Just write. 

That was all he said. 

What was I supposed to write about? 

That time that I had to jump out of a helicopter because I wrote a mystery thriller, and my well-meaning but incredibly stupid agent decided to put it as nonfiction so there I was getting shot at by gang while the CIA was trying to protect me long enough to learn where my knowledge of government secrets came from? 

What was my original rant about? 

Oh yes. (I went back and read it.) That actually never happened, but I may have watched a movie like that before. 

Maybe I should write about how New Yorkers throw extravagant parties and make a big deal out really stupid things like birthdays. I’m not kidding. I went up there once and almost didn’t tell the folks I was staying with about my birthday, and they freaked out. Ordered me a last-minute cake, grabbed a B&N gift card, lit candles, the whole shebang. That’s more than my family’s ever done, and I was honestly a little more embarrassed than I was grateful. 

My poor grammar is really slowing me down… having to go back and fix all those misspelled words because I’m typing so fast because I’m trying to keep up with all the scenarios in my head that just keep coming like those fireworks over the lake, one after the other, bang bang bang. 

Maybe I should write about the man standing at the foot of my bed, the man all in black with paper looking skin and dark sunken-in bloodshot eyes and a dry smile that cracks across his face as – wait… he wasn’t smiling when I first looked at him. Dang it. Dang it! 

I’m just going to ignore him. I’m pretty sure I’ve seen him before. He’s one of my dad’s friends. 

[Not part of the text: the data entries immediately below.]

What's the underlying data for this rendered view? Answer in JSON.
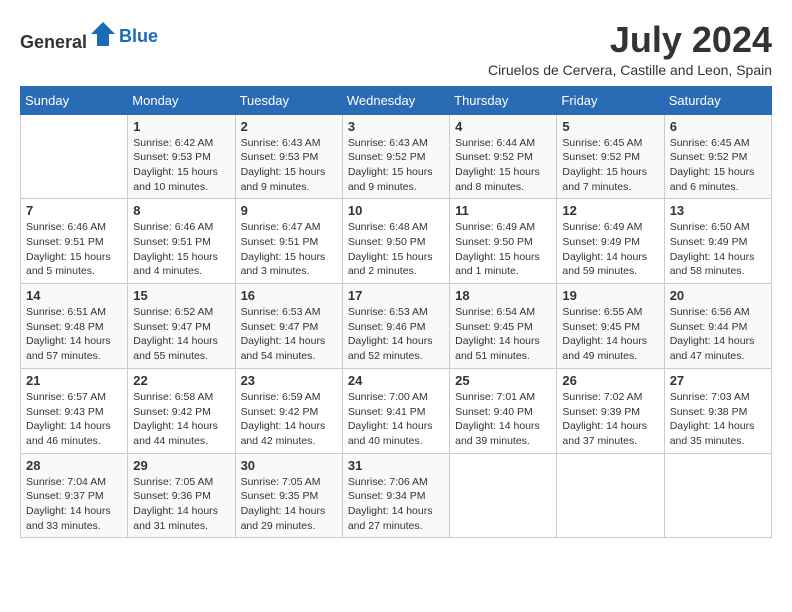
{
  "header": {
    "logo_general": "General",
    "logo_blue": "Blue",
    "month_year": "July 2024",
    "location": "Ciruelos de Cervera, Castille and Leon, Spain"
  },
  "days_of_week": [
    "Sunday",
    "Monday",
    "Tuesday",
    "Wednesday",
    "Thursday",
    "Friday",
    "Saturday"
  ],
  "weeks": [
    [
      {
        "day": "",
        "sunrise": "",
        "sunset": "",
        "daylight": ""
      },
      {
        "day": "1",
        "sunrise": "Sunrise: 6:42 AM",
        "sunset": "Sunset: 9:53 PM",
        "daylight": "Daylight: 15 hours and 10 minutes."
      },
      {
        "day": "2",
        "sunrise": "Sunrise: 6:43 AM",
        "sunset": "Sunset: 9:53 PM",
        "daylight": "Daylight: 15 hours and 9 minutes."
      },
      {
        "day": "3",
        "sunrise": "Sunrise: 6:43 AM",
        "sunset": "Sunset: 9:52 PM",
        "daylight": "Daylight: 15 hours and 9 minutes."
      },
      {
        "day": "4",
        "sunrise": "Sunrise: 6:44 AM",
        "sunset": "Sunset: 9:52 PM",
        "daylight": "Daylight: 15 hours and 8 minutes."
      },
      {
        "day": "5",
        "sunrise": "Sunrise: 6:45 AM",
        "sunset": "Sunset: 9:52 PM",
        "daylight": "Daylight: 15 hours and 7 minutes."
      },
      {
        "day": "6",
        "sunrise": "Sunrise: 6:45 AM",
        "sunset": "Sunset: 9:52 PM",
        "daylight": "Daylight: 15 hours and 6 minutes."
      }
    ],
    [
      {
        "day": "7",
        "sunrise": "Sunrise: 6:46 AM",
        "sunset": "Sunset: 9:51 PM",
        "daylight": "Daylight: 15 hours and 5 minutes."
      },
      {
        "day": "8",
        "sunrise": "Sunrise: 6:46 AM",
        "sunset": "Sunset: 9:51 PM",
        "daylight": "Daylight: 15 hours and 4 minutes."
      },
      {
        "day": "9",
        "sunrise": "Sunrise: 6:47 AM",
        "sunset": "Sunset: 9:51 PM",
        "daylight": "Daylight: 15 hours and 3 minutes."
      },
      {
        "day": "10",
        "sunrise": "Sunrise: 6:48 AM",
        "sunset": "Sunset: 9:50 PM",
        "daylight": "Daylight: 15 hours and 2 minutes."
      },
      {
        "day": "11",
        "sunrise": "Sunrise: 6:49 AM",
        "sunset": "Sunset: 9:50 PM",
        "daylight": "Daylight: 15 hours and 1 minute."
      },
      {
        "day": "12",
        "sunrise": "Sunrise: 6:49 AM",
        "sunset": "Sunset: 9:49 PM",
        "daylight": "Daylight: 14 hours and 59 minutes."
      },
      {
        "day": "13",
        "sunrise": "Sunrise: 6:50 AM",
        "sunset": "Sunset: 9:49 PM",
        "daylight": "Daylight: 14 hours and 58 minutes."
      }
    ],
    [
      {
        "day": "14",
        "sunrise": "Sunrise: 6:51 AM",
        "sunset": "Sunset: 9:48 PM",
        "daylight": "Daylight: 14 hours and 57 minutes."
      },
      {
        "day": "15",
        "sunrise": "Sunrise: 6:52 AM",
        "sunset": "Sunset: 9:47 PM",
        "daylight": "Daylight: 14 hours and 55 minutes."
      },
      {
        "day": "16",
        "sunrise": "Sunrise: 6:53 AM",
        "sunset": "Sunset: 9:47 PM",
        "daylight": "Daylight: 14 hours and 54 minutes."
      },
      {
        "day": "17",
        "sunrise": "Sunrise: 6:53 AM",
        "sunset": "Sunset: 9:46 PM",
        "daylight": "Daylight: 14 hours and 52 minutes."
      },
      {
        "day": "18",
        "sunrise": "Sunrise: 6:54 AM",
        "sunset": "Sunset: 9:45 PM",
        "daylight": "Daylight: 14 hours and 51 minutes."
      },
      {
        "day": "19",
        "sunrise": "Sunrise: 6:55 AM",
        "sunset": "Sunset: 9:45 PM",
        "daylight": "Daylight: 14 hours and 49 minutes."
      },
      {
        "day": "20",
        "sunrise": "Sunrise: 6:56 AM",
        "sunset": "Sunset: 9:44 PM",
        "daylight": "Daylight: 14 hours and 47 minutes."
      }
    ],
    [
      {
        "day": "21",
        "sunrise": "Sunrise: 6:57 AM",
        "sunset": "Sunset: 9:43 PM",
        "daylight": "Daylight: 14 hours and 46 minutes."
      },
      {
        "day": "22",
        "sunrise": "Sunrise: 6:58 AM",
        "sunset": "Sunset: 9:42 PM",
        "daylight": "Daylight: 14 hours and 44 minutes."
      },
      {
        "day": "23",
        "sunrise": "Sunrise: 6:59 AM",
        "sunset": "Sunset: 9:42 PM",
        "daylight": "Daylight: 14 hours and 42 minutes."
      },
      {
        "day": "24",
        "sunrise": "Sunrise: 7:00 AM",
        "sunset": "Sunset: 9:41 PM",
        "daylight": "Daylight: 14 hours and 40 minutes."
      },
      {
        "day": "25",
        "sunrise": "Sunrise: 7:01 AM",
        "sunset": "Sunset: 9:40 PM",
        "daylight": "Daylight: 14 hours and 39 minutes."
      },
      {
        "day": "26",
        "sunrise": "Sunrise: 7:02 AM",
        "sunset": "Sunset: 9:39 PM",
        "daylight": "Daylight: 14 hours and 37 minutes."
      },
      {
        "day": "27",
        "sunrise": "Sunrise: 7:03 AM",
        "sunset": "Sunset: 9:38 PM",
        "daylight": "Daylight: 14 hours and 35 minutes."
      }
    ],
    [
      {
        "day": "28",
        "sunrise": "Sunrise: 7:04 AM",
        "sunset": "Sunset: 9:37 PM",
        "daylight": "Daylight: 14 hours and 33 minutes."
      },
      {
        "day": "29",
        "sunrise": "Sunrise: 7:05 AM",
        "sunset": "Sunset: 9:36 PM",
        "daylight": "Daylight: 14 hours and 31 minutes."
      },
      {
        "day": "30",
        "sunrise": "Sunrise: 7:05 AM",
        "sunset": "Sunset: 9:35 PM",
        "daylight": "Daylight: 14 hours and 29 minutes."
      },
      {
        "day": "31",
        "sunrise": "Sunrise: 7:06 AM",
        "sunset": "Sunset: 9:34 PM",
        "daylight": "Daylight: 14 hours and 27 minutes."
      },
      {
        "day": "",
        "sunrise": "",
        "sunset": "",
        "daylight": ""
      },
      {
        "day": "",
        "sunrise": "",
        "sunset": "",
        "daylight": ""
      },
      {
        "day": "",
        "sunrise": "",
        "sunset": "",
        "daylight": ""
      }
    ]
  ]
}
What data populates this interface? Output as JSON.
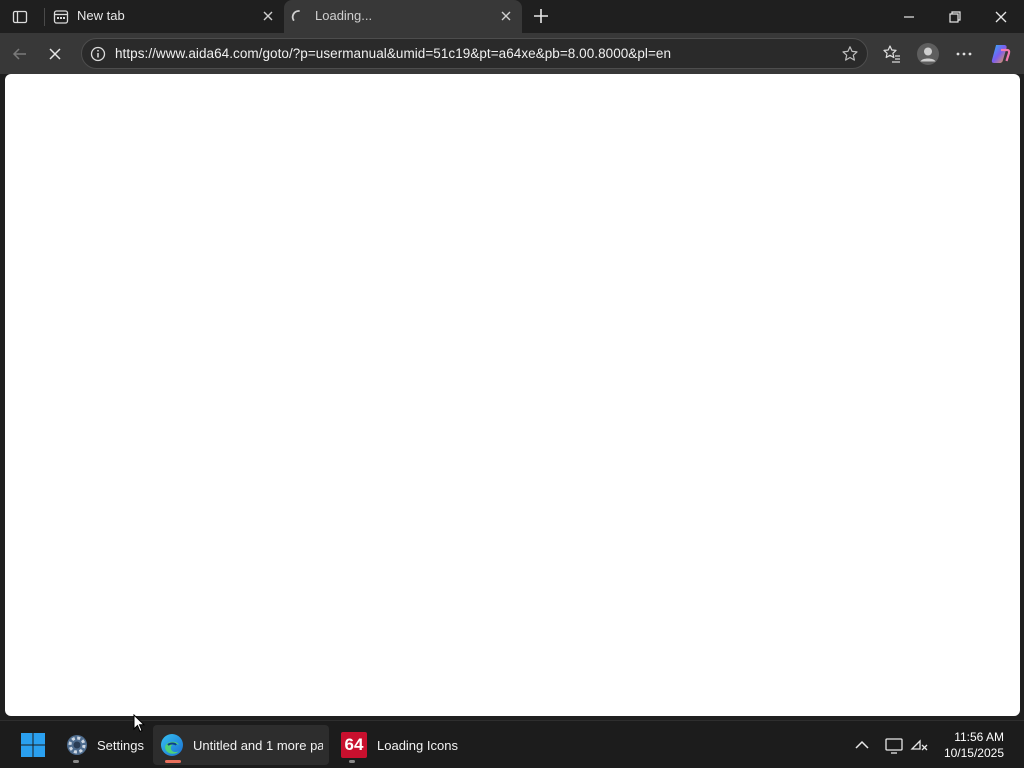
{
  "browser": {
    "tabs": [
      {
        "label": "New tab",
        "state": "inactive"
      },
      {
        "label": "Loading...",
        "state": "active-loading"
      }
    ],
    "address_bar": {
      "url": "https://www.aida64.com/goto/?p=usermanual&umid=51c19&pt=a64xe&pb=8.00.8000&pl=en"
    }
  },
  "taskbar": {
    "items": [
      {
        "label": "Settings"
      },
      {
        "label": "Untitled and 1 more pag"
      },
      {
        "label": "Loading Icons"
      }
    ],
    "aida_logo_text": "64",
    "clock": {
      "time": "11:56 AM",
      "date": "10/15/2025"
    }
  },
  "colors": {
    "accent_edge_indicator": "#e8705c",
    "aida_red": "#c8102e",
    "windows_blue": "#2aa0f0"
  }
}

This is getting pretty weird, but the weirder the better! 

I don’t know how I could not write weird things, considering there’s a man in my room watching me, and I’m perfectly fine with it. I’m continuing to write as though nothing is wrong. 

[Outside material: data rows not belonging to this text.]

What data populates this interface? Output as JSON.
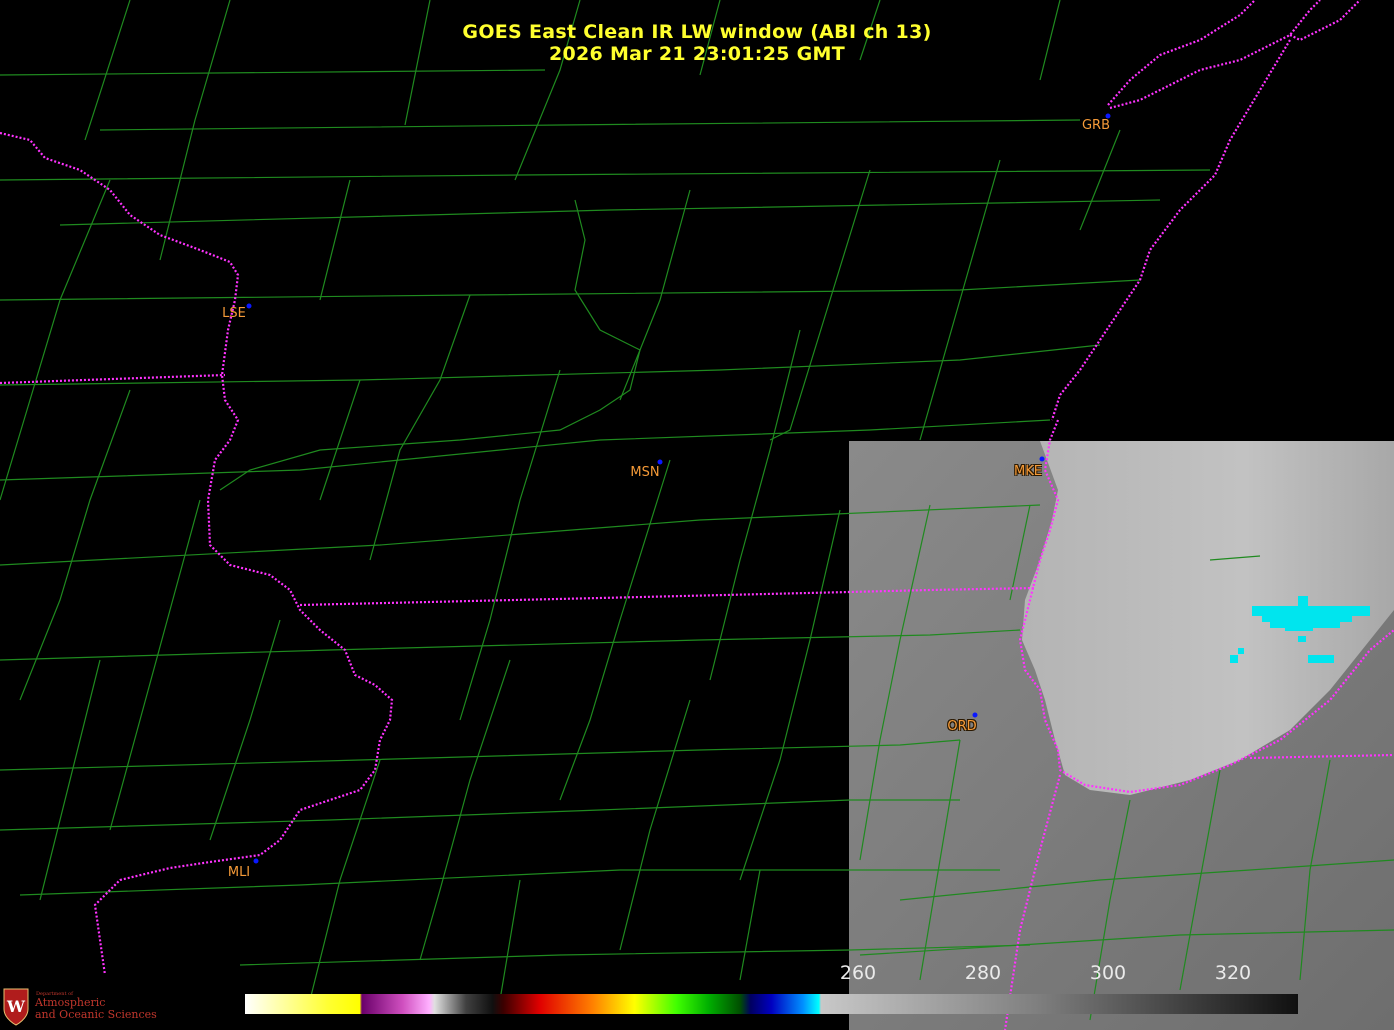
{
  "title": {
    "line1": "GOES East Clean IR LW window (ABI ch 13)",
    "line2": "2026 Mar 21  23:01:25 GMT"
  },
  "stations": [
    {
      "id": "LSE",
      "label": "LSE"
    },
    {
      "id": "MSN",
      "label": "MSN"
    },
    {
      "id": "GRB",
      "label": "GRB"
    },
    {
      "id": "MKE",
      "label": "MKE"
    },
    {
      "id": "ORD",
      "label": "ORD"
    },
    {
      "id": "MLI",
      "label": "MLI"
    }
  ],
  "colorbar": {
    "ticks": [
      "260",
      "280",
      "300",
      "320"
    ],
    "units_note": ""
  },
  "logo": {
    "line_small": "Department of",
    "line1": "Atmospheric",
    "line2": "and Oceanic Sciences"
  },
  "colors": {
    "title": "#ffff2e",
    "county_lines": "#1f8a1f",
    "state_lines": "#ff33ff",
    "station_label": "#f59a38",
    "station_dot": "#0a18ff",
    "cloud_highlight": "#00e5ee"
  }
}
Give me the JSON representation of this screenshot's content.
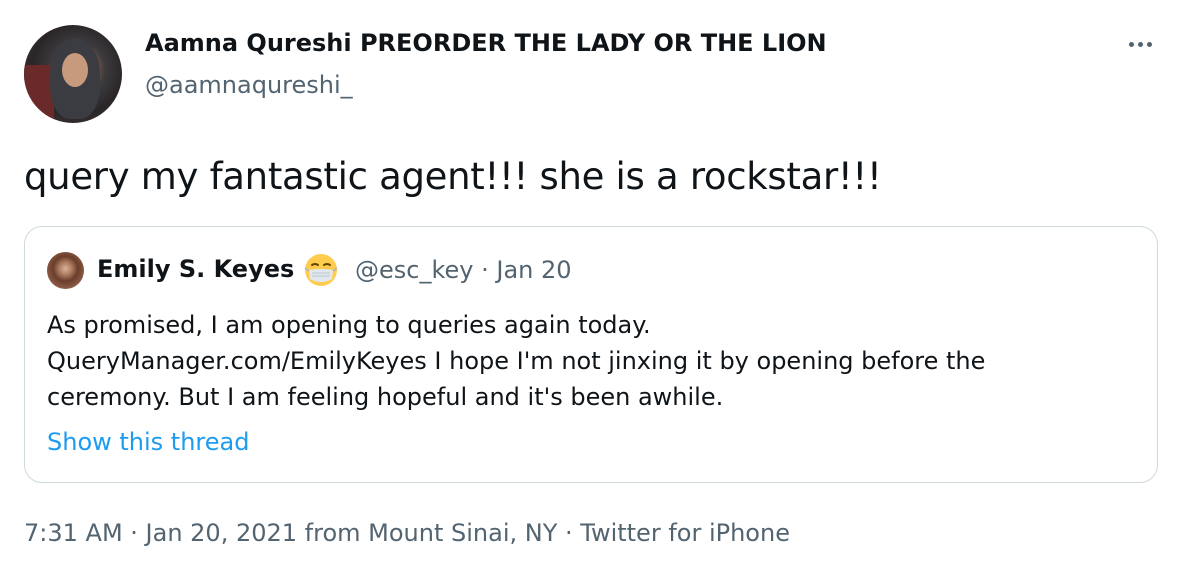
{
  "author": {
    "display_name": "Aamna Qureshi PREORDER THE LADY OR THE LION",
    "handle": "@aamnaqureshi_"
  },
  "more_icon": "ellipsis-horizontal-icon",
  "tweet": {
    "text": "query my fantastic agent!!! she is a rockstar!!!"
  },
  "quoted_tweet": {
    "display_name": "Emily S. Keyes",
    "emoji_icon": "face-with-medical-mask-icon",
    "meta": "@esc_key · Jan 20",
    "body_lines": [
      "As promised, I am opening to queries again today.",
      "QueryManager.com/EmilyKeyes I hope I'm not jinxing it by opening before the",
      "ceremony. But I am feeling hopeful and it's been awhile."
    ],
    "show_thread": "Show this thread"
  },
  "footer": {
    "time_date": "7:31 AM · Jan 20, 2021 from Mount Sinai, NY",
    "separator": " · ",
    "source": "Twitter for iPhone"
  },
  "colors": {
    "text": "#0f1419",
    "secondary": "#536471",
    "link": "#1d9bf0",
    "border": "#cfd9de"
  }
}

I’m having the hardest time coming up with ideas for books ever since my last bestseller (a romance) when I found out my husband was cheating on me at the signing, so I decided to drop everything and move to Rome because I just needed to re-find whatever I had lost in the vague monotony of writing the same boring stories over and over again simply because they always paid the utilities while my own “love story” was up in flames and caving in right in front of me! 

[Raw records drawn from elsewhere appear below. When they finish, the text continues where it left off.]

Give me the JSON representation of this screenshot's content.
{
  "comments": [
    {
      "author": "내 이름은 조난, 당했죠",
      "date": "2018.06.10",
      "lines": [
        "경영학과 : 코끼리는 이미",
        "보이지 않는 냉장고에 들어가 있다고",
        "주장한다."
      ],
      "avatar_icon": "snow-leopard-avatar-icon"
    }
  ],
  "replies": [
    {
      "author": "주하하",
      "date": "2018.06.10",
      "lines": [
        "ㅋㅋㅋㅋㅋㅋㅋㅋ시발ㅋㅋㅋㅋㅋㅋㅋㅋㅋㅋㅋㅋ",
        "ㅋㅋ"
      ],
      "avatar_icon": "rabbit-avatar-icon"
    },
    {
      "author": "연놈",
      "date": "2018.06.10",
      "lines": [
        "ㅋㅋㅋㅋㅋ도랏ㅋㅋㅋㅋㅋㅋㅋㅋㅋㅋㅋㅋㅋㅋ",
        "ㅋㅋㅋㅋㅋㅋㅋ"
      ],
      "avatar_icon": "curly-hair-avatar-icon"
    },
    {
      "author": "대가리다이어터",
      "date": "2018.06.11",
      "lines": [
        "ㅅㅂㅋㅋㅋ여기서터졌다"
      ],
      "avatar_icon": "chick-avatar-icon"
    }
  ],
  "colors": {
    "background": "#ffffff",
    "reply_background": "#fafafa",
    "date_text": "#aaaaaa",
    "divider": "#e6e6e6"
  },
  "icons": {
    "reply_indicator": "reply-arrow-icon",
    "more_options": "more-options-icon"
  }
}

Wait, not my life. Sorry. Again. 

I think I might be getting the hang of this. Writing, I mean. 

Actually I’m not, because I just remembered that all of the “greats” claim that they have no idea what they’re doing and happen to hate it most of the time because they’re so frustrated with trying to get the story from their heads onto the page. 

I’m exactly like that. In fact, I might even be a little farther along because I’m not frustrated at all. I just don’t have anything to write.